The Right Coast

November 06, 2005
Nina Totenberg is at it again.
By Mike Rappaport

David McGowan's post (see Tom's discussion below) shows that Nina Totenberg has deceptively portrayed a failure on the part of Judge Sam Alito to recuse himself as a serious matter, when Alito had at worst committed an unfortunate oversight. Alito decided a case involving Vanguard even though he had investments in the company's mutual funds. (Who doesn't?) In fact, Totenberg misleadingly makes it seem as if Vanguard was acting to deprive a widow of her retirement funds based on its own greed. In fact, Vanguard was acting to protect the creditors of the widow's husband, since the husband had moved the assets into Vanguard to hide them from his creditors.

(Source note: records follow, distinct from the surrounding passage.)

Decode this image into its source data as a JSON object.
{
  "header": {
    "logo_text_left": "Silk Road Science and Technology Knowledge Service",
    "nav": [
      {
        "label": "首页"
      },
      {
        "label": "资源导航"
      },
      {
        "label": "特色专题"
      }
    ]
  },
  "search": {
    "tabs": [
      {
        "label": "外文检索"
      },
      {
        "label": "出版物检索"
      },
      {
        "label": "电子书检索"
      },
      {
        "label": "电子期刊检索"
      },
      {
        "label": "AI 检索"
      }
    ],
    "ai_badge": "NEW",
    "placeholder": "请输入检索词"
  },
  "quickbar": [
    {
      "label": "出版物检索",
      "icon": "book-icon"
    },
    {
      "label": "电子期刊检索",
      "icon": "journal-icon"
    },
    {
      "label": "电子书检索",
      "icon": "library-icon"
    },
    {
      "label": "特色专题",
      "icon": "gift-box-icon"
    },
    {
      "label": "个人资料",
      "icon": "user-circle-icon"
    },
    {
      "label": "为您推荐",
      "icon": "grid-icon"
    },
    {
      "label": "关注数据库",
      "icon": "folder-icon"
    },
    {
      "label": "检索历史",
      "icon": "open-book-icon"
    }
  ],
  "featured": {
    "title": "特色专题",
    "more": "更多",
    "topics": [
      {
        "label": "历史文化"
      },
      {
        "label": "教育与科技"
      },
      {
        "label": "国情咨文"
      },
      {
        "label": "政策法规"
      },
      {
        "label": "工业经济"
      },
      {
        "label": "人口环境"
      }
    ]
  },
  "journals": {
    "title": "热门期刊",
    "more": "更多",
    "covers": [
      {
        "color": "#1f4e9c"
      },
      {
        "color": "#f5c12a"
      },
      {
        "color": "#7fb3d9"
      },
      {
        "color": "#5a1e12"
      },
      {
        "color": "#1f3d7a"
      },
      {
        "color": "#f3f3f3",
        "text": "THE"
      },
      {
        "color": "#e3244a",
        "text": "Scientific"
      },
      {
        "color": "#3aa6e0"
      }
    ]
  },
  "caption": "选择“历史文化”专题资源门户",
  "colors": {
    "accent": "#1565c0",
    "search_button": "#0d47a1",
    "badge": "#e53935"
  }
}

McGowan ends his long, scholarly post saying:

to depict her as a widow trying to pry her husband’s retirement from the greedy clutches of Vanguard is to misrepresent the facts. I have a hard time believing Ms. Totenberg did not know the facts of the underlying case, which makes me wonder why she filed the report she filed. Perhaps it was to increase the drama of the story. Whatever the reason, I hope this is not a harbinger of the reporting to come regarding this nomination, though I fear that it is.
David may not know why Nina Totenberg filed the story, but I think I do. She wants to sink the Alito nomination. In 1987, after Robert Bork's nomination had been defeated, President Reagan nominated Douglas Ginsberg. Totenberg is reported to have said, "I am going to get him" and proceeded to uncover the story about Ginsberg's marijuana use. I believe that Totenberg is also out to get this nominee. On Meet the Press this morning, Totenberg was in high gear political mode, arguing that Democrats had no reason to support this nominee. (In fact, the entire panel was one of the most digusting partisan affairs I have seen on the Sunday shows, presided over by the supposedly impartial Tim Russert.)

This nomination is similar to Ginsberg's in various ways. Most significantly, in both cases, after a failed nomination, a real right wing person had been nominated, and the defeat of such a nominee would be likely to lead to a more moderate nominee. The ever political Totenberg understands that this is the time for her to act. It is her chance to replace Alito with another Anthony Kennedy.

Update: A reader writes "Don’t forget that Ms. Totenberg was instrumental in getting Anita Hill to go public with her claims about Clarence Thomas. That very nearly ruined Thomas’ nomination." I had forgotten that. I should also note that I have deleted one line from my original post, which might have involved some rhetorical excess.